South Canterbury chief executive Lachie McLeod said the downgrade would not affect plans to source new capital, or ability to make scheduled interest payments and redemptions to investors.
Meanwhile, Pyne Gould Corporation also announced that S&P had downgraded its subsidiary Marac - which has aspirations of becoming a registered bank - also by one notch from BBB- to BB+ with negative watch, which implies a 50:50 chance of a further downgrade within the next three months.
PGC chairman Sam Maling said the downgrade was "both unexpected and disappointing" but he maintained Marac was "one of the stronger finance companies in New Zealand, despite the company's recent asset-quality pressures".
Maling said Marac, like other finance firms and as highlighted by S&P, had been active in the hard-hit property development finance sector although that lending made up less than 20 per cent of its total book.

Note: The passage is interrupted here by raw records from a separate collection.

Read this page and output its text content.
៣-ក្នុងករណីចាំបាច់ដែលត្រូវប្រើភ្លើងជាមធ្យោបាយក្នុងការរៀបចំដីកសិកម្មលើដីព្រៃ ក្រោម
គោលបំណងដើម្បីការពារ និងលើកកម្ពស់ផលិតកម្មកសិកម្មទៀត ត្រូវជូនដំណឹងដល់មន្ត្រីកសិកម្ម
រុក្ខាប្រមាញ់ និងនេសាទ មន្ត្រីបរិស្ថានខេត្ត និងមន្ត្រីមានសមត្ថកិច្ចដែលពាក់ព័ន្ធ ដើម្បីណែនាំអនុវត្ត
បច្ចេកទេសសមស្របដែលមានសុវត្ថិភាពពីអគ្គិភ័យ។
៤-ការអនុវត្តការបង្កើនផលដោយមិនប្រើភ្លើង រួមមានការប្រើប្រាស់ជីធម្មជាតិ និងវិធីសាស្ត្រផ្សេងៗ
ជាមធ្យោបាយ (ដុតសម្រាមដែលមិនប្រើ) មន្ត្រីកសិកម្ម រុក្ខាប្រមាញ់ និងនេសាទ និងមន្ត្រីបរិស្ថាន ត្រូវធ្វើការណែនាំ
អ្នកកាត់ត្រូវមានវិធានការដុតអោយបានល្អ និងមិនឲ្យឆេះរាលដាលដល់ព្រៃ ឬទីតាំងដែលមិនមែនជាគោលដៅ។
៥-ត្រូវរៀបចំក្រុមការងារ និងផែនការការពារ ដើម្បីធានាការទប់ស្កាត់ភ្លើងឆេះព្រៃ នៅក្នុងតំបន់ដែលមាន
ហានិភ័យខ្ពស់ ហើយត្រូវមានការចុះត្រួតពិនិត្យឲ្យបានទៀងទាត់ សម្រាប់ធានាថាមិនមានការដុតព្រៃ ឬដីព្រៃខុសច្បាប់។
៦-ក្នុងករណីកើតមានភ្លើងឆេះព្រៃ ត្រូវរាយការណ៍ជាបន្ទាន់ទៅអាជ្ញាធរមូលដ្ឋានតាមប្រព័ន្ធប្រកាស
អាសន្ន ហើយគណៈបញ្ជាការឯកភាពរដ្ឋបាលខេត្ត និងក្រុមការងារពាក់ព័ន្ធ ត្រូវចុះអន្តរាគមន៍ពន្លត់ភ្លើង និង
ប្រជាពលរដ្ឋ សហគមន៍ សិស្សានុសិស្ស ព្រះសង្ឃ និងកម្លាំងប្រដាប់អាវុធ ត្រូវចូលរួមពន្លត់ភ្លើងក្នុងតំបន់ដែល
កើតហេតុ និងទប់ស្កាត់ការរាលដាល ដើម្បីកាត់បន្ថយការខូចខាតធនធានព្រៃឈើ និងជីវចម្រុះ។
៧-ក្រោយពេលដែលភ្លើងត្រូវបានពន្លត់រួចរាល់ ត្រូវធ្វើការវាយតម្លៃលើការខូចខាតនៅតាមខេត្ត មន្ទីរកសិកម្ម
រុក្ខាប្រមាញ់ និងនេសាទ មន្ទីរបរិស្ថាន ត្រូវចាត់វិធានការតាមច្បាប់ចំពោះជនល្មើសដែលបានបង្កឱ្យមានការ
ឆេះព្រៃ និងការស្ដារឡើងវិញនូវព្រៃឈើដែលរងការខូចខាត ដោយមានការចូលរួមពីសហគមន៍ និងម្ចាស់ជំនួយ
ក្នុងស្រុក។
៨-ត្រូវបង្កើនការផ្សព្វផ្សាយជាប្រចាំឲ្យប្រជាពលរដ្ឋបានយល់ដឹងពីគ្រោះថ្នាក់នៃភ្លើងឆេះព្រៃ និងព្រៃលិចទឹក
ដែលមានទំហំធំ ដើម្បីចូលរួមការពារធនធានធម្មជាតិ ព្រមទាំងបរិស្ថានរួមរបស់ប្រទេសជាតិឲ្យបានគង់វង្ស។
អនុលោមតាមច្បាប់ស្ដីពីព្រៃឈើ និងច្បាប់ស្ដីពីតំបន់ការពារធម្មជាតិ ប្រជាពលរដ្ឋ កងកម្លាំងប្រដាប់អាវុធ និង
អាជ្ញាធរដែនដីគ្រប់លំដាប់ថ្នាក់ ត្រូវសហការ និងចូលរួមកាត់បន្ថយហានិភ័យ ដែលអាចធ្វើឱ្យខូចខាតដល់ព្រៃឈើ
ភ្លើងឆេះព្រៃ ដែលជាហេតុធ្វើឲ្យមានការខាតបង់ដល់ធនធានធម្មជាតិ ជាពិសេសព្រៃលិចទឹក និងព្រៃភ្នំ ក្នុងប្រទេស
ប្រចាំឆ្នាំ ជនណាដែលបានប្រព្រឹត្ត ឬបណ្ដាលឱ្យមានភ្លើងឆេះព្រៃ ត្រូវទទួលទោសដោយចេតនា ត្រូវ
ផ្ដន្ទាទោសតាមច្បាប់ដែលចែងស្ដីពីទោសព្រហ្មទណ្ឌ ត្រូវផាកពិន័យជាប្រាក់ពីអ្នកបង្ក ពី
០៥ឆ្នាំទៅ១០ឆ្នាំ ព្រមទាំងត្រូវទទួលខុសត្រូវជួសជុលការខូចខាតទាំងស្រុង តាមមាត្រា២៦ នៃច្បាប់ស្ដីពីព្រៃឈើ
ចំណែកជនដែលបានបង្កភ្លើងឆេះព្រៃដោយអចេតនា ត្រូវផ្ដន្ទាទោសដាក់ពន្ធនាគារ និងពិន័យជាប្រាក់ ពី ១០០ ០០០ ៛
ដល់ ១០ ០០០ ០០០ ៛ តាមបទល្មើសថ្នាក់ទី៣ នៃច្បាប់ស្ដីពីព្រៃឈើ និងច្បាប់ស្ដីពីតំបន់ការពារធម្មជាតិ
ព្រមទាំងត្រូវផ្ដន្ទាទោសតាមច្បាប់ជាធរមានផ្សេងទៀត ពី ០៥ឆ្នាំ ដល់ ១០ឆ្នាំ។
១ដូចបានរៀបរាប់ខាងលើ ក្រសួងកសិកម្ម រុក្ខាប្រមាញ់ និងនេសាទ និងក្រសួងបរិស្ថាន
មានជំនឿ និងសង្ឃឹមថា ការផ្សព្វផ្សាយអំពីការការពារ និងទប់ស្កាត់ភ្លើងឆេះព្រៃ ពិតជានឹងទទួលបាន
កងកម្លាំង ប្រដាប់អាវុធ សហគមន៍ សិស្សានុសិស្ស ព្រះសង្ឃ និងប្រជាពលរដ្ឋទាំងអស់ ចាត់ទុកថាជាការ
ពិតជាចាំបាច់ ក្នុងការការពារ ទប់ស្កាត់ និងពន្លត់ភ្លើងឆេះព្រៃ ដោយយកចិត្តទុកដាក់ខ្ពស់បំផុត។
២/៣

Last month, Marac disclosed $65 million in unaudited property loan impairments and it has now ceased lending in the sector.
PGC has announced plans for a capital raising to support its banking and asset management strategy. It will also establish a new asset management company, Perpetual Asset Management, which will in turn develop a "real estate credit fund". This vehicle will acquire Marac's impaired property development loans.
PGC which will be advised by First NZ Capital, expects to release details of its capital raising in mid-September soon after its full-year results on August 28.